JAMIE XX – SLEEP SOUND
Une touche de rouge. Orange. Marron. Noir. Vert. Tant de couleurs faisaient leur apparition chaque année, en l'espace de quelques jours. Les saisons semblaient chamboulées ces derniers temps, les symptômes de l'automne, déjà présents en ce début de septembre, apportant doucement des nuances de couleur à la nature. Des gens fuyaient la pluie battante, un vent fou leur fouettant le visage. Des feuilles mortes opéraient un ballet aérien autour de l'agitation humaine, plus vivantes que jamais. Cette scène reflétait le tourbillon d'émotions qui se produisait actuellement dans l'esprit de Blanche. Le froid venait frapper aux portes, appelant au chocolat chaud avec des marshmallows et aux grosses chaussettes montantes rouge et noir imprimées de rennes.

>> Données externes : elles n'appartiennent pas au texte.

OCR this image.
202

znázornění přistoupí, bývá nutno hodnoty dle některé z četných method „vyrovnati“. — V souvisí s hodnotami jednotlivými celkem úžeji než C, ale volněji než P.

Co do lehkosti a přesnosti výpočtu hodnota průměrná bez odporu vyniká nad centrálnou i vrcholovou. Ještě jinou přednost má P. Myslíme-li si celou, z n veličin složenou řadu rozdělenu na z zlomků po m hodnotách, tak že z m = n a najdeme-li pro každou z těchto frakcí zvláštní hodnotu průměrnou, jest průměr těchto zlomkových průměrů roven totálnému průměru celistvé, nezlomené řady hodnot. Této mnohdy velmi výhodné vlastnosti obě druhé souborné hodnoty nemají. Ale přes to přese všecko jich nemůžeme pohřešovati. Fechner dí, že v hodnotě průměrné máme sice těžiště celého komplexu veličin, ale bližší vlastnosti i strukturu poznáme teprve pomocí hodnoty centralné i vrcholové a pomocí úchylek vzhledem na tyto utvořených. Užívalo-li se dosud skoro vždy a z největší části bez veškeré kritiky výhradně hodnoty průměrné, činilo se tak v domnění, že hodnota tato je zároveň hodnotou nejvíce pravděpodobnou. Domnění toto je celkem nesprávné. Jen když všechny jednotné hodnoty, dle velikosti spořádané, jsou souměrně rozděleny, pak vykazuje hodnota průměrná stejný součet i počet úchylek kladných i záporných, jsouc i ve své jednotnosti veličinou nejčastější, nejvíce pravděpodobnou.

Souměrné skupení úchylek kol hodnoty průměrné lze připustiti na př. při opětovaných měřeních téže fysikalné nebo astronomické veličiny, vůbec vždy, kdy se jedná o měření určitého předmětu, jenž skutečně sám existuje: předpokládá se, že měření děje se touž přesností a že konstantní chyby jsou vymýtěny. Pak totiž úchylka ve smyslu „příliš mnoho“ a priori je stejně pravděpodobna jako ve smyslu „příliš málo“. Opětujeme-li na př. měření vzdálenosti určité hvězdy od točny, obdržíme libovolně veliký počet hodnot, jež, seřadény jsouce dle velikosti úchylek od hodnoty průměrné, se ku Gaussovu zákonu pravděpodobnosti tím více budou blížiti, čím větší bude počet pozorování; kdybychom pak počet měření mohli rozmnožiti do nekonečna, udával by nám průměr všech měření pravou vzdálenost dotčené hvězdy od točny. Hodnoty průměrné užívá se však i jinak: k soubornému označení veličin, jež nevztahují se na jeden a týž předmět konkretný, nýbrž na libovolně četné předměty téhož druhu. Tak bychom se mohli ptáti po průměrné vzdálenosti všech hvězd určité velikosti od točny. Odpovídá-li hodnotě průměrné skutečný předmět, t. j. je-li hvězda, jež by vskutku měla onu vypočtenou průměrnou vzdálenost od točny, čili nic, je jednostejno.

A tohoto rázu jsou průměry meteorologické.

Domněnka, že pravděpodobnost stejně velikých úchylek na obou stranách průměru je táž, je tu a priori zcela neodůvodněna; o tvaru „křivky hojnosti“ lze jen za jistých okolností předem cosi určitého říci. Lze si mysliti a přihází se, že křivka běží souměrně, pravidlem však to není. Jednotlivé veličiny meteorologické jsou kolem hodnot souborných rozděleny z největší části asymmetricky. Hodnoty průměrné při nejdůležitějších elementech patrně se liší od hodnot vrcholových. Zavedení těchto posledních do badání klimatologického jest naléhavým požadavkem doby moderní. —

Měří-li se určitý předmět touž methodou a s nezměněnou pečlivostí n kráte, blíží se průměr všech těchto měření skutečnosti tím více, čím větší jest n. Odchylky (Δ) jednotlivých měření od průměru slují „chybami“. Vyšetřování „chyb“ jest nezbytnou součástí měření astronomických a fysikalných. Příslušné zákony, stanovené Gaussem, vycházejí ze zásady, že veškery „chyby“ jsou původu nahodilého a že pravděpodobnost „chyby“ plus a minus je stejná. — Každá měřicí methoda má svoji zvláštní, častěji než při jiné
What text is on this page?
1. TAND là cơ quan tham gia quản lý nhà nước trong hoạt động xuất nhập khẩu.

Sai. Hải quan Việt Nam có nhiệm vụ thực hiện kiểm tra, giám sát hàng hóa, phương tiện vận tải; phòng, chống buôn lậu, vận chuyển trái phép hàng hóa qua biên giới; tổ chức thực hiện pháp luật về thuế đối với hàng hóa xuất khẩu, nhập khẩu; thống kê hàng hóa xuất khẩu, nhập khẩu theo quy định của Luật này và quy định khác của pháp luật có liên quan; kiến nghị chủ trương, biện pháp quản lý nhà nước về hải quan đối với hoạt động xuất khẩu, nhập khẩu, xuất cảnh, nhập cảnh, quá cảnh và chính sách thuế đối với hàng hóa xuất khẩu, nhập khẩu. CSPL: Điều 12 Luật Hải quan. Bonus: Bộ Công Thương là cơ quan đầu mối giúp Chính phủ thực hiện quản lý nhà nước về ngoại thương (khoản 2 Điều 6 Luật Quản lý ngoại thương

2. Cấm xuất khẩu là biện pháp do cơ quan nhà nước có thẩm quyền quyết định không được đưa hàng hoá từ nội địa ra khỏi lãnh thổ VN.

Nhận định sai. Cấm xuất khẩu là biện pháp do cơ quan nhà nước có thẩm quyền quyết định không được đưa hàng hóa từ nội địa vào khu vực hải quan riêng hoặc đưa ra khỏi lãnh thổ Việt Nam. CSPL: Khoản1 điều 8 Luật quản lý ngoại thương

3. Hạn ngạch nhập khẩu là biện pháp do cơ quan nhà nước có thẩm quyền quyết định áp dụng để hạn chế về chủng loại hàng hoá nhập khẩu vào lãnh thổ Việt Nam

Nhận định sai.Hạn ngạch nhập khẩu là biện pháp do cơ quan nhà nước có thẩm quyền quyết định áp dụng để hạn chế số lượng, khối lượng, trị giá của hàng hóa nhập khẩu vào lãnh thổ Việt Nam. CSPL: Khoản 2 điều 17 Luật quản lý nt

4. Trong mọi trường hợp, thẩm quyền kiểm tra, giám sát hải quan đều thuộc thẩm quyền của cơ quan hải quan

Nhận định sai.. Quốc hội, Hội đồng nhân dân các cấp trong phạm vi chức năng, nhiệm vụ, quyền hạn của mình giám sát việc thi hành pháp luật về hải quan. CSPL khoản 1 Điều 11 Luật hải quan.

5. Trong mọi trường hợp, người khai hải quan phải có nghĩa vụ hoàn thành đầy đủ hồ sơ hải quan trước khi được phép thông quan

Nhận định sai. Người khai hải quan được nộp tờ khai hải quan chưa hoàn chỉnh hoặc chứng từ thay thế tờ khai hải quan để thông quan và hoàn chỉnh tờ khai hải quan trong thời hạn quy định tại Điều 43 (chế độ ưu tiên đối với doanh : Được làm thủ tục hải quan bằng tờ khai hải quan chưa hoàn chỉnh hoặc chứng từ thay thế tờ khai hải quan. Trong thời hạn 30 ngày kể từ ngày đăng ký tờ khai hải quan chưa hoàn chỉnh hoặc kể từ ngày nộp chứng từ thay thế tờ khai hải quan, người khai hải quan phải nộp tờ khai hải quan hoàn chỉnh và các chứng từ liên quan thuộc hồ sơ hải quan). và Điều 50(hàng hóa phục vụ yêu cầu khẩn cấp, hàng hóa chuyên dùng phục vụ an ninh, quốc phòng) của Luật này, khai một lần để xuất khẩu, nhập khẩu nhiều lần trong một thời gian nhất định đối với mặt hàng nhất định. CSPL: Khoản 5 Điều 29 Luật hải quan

Blanche se laissa happer par la magie de l'instant, contemplant la nature et se réjouissant des choses simples de la vie, essayant de se rassurer tant bien que mal face à la situation qui lui nouait l'estomac. Cette vue l'apaisa et un mince sourire naquit sur ses lèvres. Sourire qui s'estompa en l'espace d'un instant, lorsque la vue de ce paysage fut obstruée par le jeune garçon qui se planta devant elle. Retenant un soupir, elle leva les yeux et fixa son regard. Il la dévisageait d'un air désapprobateur.
« Tu auras plein d'autres moments dans ta vie pour rêver, mais là, on n'a vraiment pas le temps, déclara-t-il d'un ton sec, faisant ressortir son accent.
— Tu ressens des choses dans ta vie, à part la colère et l'agacement ? s'informa-t-elle, agacée.
— Pas vraiment. Et les rares fois où ça m'arrive, je fais en sorte de rendre ça énervant.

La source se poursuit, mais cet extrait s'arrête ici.